Blue Jays recognize victims, first responders of Toronto van attack

The Toronto Blue Jays honour the first responders, and hold a moment of silence before the anthems to recognize those who lost their lives in the Toronto van attack.

TORONTO – A new banner hung along the facing of the 200 level in centre field at Rogers Centre Tuesday. Spanning perhaps 50 feet, it offered a reminder of Monday’s tragedy with the words #TORONTOSTRONG.

In that small way and others, the Toronto Blue Jays and Boston Red Sox showed support for the 10 people who died Monday when a man deliberately drove a van through a crowd of people near Yonge St. and Finch Ave. Fourteen others were injured in the crash.

When Blue Jays manager John Gibbons first heard the news, he had trouble believing it.

“It’s brutal. I thought I was in the U.S. or something, truthfully,” Gibbons said. “I don’t know what’s going on in the world. It kind of puts things in perspective.”

Like Gibbons, Red Sox manager Alex Cora had expected a quiet off-day in Toronto Monday. Instead, he felt the impact of the devastating news. Before addressing the Boston media Tuesday, Cora made a point of showing support for the victims of Monday’s attack.

“You understand how I feel about the game of baseball, how passionate I am,” Cora said “The game is not more important than life. There’s stuff out there, on a personal note it makes you sick just to think about it.

“For me, the Boston Red Sox and everybody that has to do with the organization, we’re with you guys,” Cora continued. “Toronto strong and our thoughts and prayers with everybody.”

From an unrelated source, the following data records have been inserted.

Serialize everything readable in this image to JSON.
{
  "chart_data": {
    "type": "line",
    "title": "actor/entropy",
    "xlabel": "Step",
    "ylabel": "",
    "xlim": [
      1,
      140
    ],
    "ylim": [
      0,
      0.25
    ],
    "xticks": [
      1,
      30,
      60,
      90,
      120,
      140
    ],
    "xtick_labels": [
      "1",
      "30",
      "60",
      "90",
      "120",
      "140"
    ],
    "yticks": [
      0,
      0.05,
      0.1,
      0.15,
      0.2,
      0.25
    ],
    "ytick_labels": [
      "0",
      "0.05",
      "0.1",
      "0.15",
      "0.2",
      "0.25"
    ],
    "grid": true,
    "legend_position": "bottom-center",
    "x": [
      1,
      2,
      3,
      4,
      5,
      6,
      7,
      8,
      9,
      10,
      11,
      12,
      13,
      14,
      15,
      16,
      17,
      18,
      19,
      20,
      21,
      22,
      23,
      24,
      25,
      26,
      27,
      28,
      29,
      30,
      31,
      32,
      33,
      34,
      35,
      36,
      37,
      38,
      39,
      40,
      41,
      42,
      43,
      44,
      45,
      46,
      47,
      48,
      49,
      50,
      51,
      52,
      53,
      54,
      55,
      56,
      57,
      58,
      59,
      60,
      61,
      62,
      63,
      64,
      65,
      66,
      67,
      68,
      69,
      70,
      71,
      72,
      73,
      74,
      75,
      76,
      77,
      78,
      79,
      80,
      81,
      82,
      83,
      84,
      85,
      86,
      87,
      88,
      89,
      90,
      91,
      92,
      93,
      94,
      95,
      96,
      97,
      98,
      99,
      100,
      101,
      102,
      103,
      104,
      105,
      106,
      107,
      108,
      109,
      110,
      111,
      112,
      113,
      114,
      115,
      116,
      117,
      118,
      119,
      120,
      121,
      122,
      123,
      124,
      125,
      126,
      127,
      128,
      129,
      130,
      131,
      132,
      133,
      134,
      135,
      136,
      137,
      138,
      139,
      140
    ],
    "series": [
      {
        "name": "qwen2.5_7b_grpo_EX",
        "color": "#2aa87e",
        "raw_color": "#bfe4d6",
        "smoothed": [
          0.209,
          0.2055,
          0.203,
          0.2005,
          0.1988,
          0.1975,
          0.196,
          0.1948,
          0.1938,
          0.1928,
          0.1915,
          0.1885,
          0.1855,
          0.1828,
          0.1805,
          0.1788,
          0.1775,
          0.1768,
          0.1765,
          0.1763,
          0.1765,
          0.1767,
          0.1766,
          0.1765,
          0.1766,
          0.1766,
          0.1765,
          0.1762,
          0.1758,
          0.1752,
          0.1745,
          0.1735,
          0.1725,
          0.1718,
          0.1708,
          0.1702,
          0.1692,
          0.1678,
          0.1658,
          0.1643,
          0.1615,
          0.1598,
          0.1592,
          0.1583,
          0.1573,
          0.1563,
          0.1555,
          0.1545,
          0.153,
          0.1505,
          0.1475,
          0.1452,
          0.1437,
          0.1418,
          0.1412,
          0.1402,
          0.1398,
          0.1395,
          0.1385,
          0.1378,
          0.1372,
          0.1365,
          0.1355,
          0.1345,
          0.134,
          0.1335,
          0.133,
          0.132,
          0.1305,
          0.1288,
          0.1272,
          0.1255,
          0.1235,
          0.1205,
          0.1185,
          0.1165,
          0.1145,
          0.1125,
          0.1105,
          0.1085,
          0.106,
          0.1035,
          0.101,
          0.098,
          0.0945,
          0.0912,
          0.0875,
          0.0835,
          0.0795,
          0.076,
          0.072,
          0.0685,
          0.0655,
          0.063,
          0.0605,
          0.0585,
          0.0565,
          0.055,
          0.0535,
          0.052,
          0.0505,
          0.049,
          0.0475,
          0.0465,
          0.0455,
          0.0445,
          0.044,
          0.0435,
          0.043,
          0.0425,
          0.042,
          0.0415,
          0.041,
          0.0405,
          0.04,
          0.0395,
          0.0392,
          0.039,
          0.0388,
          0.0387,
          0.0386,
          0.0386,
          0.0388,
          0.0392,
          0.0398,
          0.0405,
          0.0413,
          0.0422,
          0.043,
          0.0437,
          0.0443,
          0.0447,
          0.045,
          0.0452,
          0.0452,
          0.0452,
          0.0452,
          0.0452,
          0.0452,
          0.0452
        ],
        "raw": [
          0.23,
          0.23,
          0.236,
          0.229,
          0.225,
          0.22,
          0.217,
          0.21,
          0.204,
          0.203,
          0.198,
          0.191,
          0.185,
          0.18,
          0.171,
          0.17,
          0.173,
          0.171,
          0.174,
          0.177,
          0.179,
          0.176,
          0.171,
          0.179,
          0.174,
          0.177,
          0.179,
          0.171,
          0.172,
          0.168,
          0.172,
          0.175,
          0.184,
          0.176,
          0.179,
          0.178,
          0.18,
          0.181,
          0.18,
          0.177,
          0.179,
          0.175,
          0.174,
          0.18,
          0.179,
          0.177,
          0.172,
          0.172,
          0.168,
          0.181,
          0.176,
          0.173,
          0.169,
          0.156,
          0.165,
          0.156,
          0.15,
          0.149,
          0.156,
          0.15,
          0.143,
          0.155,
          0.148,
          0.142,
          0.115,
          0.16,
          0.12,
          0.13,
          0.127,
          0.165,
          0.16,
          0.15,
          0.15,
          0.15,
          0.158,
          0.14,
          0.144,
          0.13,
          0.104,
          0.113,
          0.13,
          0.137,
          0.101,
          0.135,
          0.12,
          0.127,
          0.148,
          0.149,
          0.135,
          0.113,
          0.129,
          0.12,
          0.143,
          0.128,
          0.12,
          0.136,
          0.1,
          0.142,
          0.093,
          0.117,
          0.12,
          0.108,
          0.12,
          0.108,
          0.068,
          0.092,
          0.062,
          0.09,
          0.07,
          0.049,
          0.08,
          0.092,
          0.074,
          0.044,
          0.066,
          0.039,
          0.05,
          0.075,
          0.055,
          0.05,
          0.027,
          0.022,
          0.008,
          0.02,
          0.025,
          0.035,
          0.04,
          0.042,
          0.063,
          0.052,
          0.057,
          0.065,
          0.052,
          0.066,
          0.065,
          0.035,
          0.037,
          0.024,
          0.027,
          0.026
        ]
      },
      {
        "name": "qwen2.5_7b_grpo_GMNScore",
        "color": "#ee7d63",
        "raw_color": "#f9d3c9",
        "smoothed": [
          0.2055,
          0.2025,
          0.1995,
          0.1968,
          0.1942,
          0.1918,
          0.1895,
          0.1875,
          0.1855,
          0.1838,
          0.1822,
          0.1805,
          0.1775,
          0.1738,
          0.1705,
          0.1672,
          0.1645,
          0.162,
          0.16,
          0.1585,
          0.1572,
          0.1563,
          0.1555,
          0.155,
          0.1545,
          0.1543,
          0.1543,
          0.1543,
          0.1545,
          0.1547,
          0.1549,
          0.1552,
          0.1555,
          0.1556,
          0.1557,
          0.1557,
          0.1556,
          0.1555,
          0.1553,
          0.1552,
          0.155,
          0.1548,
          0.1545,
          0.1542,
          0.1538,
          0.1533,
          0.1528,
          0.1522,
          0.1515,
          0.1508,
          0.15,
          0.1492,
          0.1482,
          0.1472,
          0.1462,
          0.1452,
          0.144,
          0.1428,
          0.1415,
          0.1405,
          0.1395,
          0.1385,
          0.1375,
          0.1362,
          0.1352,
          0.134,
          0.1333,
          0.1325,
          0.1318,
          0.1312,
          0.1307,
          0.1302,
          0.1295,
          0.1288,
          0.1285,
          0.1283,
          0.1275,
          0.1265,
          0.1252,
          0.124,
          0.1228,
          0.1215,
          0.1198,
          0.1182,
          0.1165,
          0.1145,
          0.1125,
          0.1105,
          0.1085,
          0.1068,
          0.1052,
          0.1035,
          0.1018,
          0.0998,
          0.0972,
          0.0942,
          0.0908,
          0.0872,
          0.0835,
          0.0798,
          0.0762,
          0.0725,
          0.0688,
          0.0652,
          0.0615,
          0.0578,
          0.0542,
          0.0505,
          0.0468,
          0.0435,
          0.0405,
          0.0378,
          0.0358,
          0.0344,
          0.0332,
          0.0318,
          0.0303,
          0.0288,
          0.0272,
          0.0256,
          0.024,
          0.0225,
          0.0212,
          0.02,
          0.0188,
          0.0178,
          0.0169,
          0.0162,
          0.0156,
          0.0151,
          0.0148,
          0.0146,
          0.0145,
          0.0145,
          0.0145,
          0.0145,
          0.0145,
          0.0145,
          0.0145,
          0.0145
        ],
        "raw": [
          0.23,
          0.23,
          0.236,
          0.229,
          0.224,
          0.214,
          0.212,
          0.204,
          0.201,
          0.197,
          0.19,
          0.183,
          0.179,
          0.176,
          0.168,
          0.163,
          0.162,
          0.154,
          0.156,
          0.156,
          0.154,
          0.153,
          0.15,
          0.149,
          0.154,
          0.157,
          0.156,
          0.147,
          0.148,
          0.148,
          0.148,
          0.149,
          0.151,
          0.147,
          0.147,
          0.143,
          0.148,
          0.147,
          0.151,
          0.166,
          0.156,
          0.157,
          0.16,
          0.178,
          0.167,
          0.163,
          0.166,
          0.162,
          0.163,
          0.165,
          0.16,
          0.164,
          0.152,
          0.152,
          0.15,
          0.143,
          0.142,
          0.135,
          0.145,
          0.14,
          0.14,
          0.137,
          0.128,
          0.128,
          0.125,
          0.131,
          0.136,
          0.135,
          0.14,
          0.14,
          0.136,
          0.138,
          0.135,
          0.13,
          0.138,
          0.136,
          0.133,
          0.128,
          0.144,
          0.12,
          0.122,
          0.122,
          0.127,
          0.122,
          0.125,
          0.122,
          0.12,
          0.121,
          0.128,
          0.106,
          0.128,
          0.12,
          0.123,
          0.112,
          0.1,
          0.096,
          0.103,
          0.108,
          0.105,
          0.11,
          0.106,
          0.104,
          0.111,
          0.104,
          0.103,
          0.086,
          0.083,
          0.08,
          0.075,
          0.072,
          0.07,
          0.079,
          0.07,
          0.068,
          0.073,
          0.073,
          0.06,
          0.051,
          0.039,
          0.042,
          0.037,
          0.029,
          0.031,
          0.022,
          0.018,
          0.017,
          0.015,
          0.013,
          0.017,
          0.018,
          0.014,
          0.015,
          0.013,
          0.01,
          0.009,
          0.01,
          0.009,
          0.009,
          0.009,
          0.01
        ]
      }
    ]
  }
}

Before first pitch Tuesday, the Blue Jays had a moment of silence to honour the victims and their families. Six of the first responders to the scene of the tragedy were also recognized during the pre-game ceremony, which included a short video tribute.

As the first responders left the field, Marco Estrada greeted them near the Blue Jays dugout. Earlier, Marcus Stroman and Teoscar Hernandez were among the Toronto players to show support on Twitter in the aftermath of the tragedy.

Commissioner Rob Manfred was also on hand, and though his trip was scheduled long before Monday, he began his news conference Tuesday with a show of support for the city.

“I want to say to the citizens of Toronto, to the Blue Jays fans from all of us at Major League Baseball, we’re devastated by the tragedy here yesterday,” Manfred said. “You were in our thoughts all day yesterday and will remain there for some time. We hope that maybe our game tonight will provide a little bit of the beginning of the healing process for this city.”

In some small ways, baseball might even play a part in the healing process.

“It’s almost like you get back to normalcy after the shock of it happens,” Gibbons said. “The daily routine, something you follow every day, it’s probably a good distraction I would think.

“These (players) all feel it,” Gibbons continued. “These guys are players, but they’re humans, too. I don’t think we can all comprehend it really, unless it hits you somewhat directly, or somebody you know. That can be unfortunate.

“I think what’s really sad is a lot of times we’re desensitized nowadays because it’s happening too often.”